Kebebasan dan Belenggu

Dokumentasi Pribadi

Kebebasan merupakan salah satu fitrah manusia. Manusia dengan kehendaknya sendiri bisa menentukan apa yang menurutnya baik, buruk, benar, salah. Manusia dengan kehendaknya sendiri bisa memutuskan apakah ia akan melakukan atau berdiam diri.

Kebebasan yang diperoleh manusia tidak serta merta bisa kita terapkan dalam kehidupan, banyak hambatan, rintangan, belenggu yang membatasinya. Baik yang timbul dari dalam diri maupun yang berasal dari luar. Disitulah titik dimana kebebasan menjadi kontraproduktif dalam pelaksanaannya.

Seperti yang dikisahkan Okky Madasari dalam novelnya, Pasung Jiwa. Kebebasan menjadi titik awal bagaimana kisah Sasana dan Jaka Wani dalam novel. Dua orang tersebut merupakan tokoh utama dalam perdebatan antara kebebasan dan belenggu yang mengkerangkengnya.

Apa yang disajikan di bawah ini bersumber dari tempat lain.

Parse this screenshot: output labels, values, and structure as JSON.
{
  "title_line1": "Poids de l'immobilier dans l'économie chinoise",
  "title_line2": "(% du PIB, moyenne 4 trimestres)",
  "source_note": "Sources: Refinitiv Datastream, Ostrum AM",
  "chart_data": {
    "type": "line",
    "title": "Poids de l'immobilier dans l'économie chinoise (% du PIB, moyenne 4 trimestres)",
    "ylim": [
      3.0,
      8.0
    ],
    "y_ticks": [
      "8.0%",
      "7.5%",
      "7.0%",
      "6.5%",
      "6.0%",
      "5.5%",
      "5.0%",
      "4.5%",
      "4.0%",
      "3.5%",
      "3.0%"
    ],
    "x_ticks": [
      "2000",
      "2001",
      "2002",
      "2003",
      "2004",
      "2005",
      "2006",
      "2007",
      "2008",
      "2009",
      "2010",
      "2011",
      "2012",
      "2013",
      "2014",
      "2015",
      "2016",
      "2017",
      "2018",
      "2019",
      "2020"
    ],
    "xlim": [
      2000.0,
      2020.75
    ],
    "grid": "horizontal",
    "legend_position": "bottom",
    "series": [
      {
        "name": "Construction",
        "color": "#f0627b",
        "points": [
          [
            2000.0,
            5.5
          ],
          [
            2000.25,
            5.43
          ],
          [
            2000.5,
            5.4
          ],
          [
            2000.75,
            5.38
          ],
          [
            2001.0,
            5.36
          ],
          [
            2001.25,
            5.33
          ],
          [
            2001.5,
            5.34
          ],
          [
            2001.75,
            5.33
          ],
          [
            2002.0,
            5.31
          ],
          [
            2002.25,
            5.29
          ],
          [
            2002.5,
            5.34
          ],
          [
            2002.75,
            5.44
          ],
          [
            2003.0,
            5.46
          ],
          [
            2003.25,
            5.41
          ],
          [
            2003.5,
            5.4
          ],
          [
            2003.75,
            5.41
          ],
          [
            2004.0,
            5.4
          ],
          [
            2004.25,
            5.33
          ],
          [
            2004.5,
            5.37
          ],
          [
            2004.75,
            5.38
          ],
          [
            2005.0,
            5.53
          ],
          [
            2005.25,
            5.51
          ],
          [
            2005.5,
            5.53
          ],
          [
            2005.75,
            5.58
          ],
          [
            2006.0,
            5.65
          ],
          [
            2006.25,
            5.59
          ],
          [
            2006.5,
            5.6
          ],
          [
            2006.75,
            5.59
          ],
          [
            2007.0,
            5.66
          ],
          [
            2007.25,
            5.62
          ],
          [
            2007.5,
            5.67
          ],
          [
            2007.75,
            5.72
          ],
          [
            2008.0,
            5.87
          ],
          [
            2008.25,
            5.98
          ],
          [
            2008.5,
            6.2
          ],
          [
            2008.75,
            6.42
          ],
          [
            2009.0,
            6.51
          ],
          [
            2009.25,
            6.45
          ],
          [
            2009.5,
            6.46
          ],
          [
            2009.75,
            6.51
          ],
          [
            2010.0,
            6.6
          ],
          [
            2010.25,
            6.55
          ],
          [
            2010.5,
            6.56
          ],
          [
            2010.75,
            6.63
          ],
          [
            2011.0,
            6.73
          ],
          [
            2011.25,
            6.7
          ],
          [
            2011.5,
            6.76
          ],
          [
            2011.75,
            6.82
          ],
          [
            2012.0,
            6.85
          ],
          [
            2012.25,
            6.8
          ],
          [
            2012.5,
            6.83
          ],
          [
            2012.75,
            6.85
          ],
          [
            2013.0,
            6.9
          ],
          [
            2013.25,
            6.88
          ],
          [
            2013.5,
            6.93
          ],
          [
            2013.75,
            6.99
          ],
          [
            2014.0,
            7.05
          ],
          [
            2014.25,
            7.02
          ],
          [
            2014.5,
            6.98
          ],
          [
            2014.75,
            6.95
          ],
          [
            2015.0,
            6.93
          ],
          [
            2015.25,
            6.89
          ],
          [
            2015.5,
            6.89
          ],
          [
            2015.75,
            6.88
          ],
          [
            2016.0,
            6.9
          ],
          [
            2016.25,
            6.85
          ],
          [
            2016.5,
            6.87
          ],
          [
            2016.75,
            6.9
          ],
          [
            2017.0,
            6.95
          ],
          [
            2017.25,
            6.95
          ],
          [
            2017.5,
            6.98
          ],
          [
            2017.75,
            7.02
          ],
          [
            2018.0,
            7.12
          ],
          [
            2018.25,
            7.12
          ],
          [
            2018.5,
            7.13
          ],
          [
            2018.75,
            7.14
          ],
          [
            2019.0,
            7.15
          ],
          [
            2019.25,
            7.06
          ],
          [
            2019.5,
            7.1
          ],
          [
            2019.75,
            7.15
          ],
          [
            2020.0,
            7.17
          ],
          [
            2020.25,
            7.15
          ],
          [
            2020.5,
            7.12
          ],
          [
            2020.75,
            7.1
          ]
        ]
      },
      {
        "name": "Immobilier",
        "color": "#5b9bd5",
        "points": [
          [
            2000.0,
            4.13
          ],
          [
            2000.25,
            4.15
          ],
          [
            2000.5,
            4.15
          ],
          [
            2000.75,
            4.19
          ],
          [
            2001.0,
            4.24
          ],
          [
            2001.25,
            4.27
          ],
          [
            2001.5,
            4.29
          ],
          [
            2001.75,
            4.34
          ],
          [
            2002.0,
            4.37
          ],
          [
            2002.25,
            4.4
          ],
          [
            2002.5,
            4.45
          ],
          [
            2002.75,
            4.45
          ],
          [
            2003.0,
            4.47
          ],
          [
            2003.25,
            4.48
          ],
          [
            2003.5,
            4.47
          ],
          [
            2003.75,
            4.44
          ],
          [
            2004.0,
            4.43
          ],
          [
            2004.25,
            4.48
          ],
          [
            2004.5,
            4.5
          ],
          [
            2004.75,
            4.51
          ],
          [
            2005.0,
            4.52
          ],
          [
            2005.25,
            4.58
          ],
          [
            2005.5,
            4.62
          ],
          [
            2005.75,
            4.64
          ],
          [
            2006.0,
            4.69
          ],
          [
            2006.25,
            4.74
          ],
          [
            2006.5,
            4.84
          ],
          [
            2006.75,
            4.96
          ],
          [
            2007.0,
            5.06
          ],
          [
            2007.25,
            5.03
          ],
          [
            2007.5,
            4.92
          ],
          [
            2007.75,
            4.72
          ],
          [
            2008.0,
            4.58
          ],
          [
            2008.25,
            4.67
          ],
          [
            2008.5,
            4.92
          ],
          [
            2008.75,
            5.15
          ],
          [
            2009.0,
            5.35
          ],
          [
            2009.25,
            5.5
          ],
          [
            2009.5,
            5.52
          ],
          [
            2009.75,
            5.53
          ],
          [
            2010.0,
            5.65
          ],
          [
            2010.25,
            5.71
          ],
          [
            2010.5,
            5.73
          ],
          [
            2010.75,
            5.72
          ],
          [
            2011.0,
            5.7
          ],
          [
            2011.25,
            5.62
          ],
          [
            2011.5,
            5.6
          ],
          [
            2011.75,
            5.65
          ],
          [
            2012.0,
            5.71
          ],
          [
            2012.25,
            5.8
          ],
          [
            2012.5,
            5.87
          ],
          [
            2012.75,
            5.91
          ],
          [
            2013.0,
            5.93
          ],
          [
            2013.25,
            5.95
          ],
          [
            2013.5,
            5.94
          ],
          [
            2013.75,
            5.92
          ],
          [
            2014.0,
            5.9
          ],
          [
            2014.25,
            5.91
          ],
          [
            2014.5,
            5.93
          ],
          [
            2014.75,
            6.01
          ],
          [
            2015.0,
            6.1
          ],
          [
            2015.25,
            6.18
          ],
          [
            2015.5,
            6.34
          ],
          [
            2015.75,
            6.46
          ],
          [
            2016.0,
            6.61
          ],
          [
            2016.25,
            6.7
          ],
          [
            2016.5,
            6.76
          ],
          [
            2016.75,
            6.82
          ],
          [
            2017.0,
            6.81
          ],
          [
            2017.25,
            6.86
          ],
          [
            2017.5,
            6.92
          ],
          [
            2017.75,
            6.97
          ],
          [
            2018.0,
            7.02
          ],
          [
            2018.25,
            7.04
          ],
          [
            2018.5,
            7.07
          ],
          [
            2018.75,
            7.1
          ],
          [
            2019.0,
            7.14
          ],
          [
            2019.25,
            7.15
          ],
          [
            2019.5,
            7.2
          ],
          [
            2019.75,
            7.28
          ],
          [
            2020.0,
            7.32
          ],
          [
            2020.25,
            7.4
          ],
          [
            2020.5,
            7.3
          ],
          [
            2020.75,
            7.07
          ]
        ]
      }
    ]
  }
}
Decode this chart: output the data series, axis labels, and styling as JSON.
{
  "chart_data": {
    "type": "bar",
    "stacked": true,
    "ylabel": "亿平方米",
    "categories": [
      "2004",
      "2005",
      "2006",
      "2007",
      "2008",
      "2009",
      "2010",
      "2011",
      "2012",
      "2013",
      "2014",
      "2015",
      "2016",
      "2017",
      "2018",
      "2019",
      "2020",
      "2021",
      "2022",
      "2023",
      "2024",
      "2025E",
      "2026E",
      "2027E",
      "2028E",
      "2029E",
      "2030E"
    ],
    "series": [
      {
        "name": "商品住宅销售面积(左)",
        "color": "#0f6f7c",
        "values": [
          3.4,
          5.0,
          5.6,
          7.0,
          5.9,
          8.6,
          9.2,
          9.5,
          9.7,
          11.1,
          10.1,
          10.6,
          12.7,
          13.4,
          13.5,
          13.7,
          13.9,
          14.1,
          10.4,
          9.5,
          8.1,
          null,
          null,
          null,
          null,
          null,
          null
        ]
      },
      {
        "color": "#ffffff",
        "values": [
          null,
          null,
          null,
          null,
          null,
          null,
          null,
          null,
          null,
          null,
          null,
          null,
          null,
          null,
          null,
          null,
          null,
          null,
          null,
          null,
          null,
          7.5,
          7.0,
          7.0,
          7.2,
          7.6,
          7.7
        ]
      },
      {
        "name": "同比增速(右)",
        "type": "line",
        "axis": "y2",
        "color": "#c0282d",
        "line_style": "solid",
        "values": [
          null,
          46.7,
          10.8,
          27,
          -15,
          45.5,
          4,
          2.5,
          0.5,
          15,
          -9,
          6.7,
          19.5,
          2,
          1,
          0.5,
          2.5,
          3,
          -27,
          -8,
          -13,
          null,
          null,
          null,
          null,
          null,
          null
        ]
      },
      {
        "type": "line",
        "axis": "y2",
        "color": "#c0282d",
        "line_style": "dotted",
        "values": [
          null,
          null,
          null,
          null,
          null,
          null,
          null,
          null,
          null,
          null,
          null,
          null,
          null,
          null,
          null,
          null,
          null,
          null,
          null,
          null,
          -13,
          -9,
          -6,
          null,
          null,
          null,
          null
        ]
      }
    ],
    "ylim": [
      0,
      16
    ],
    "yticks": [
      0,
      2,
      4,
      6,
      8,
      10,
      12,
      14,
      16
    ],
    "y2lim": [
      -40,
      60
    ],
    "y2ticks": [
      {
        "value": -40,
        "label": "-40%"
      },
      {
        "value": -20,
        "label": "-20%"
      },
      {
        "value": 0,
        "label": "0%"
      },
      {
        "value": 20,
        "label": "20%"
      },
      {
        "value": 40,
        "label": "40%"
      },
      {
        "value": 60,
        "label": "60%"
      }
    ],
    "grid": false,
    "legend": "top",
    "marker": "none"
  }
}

Sasana yang merupakan anak dari Dokter dan Pengacara sejak kecil merasa dirinya berada pada kondisi yang mematikan. Kondisi dimana dirinya tidak sepenuhnya merasa sebagai Sasana itu sendiri. Sasana sebagai anak yang tumbuh dengan piano diusik dengan jenis musik baru yang baru ia kenal dan memabukan dirinya. Musik yang bisa menggerakan seluruh bagian tubuhnya. Musik yang menjelma menjadi jalan hidupnya kelak.

Kebebasannya mulai ia temukan saat nongkrong di warung kopi milik Cak Man. Di sebuah perkampunhan di Malang, kota tempat Sasana untuk berkuliah. Tapi bukan kuliah sebagaimana layaknya di kelas. Justru di warung itulah ia dapatkan 'kuliah' yang sebenarnya bersama Cak Jek dan pengunjung warung lainnya.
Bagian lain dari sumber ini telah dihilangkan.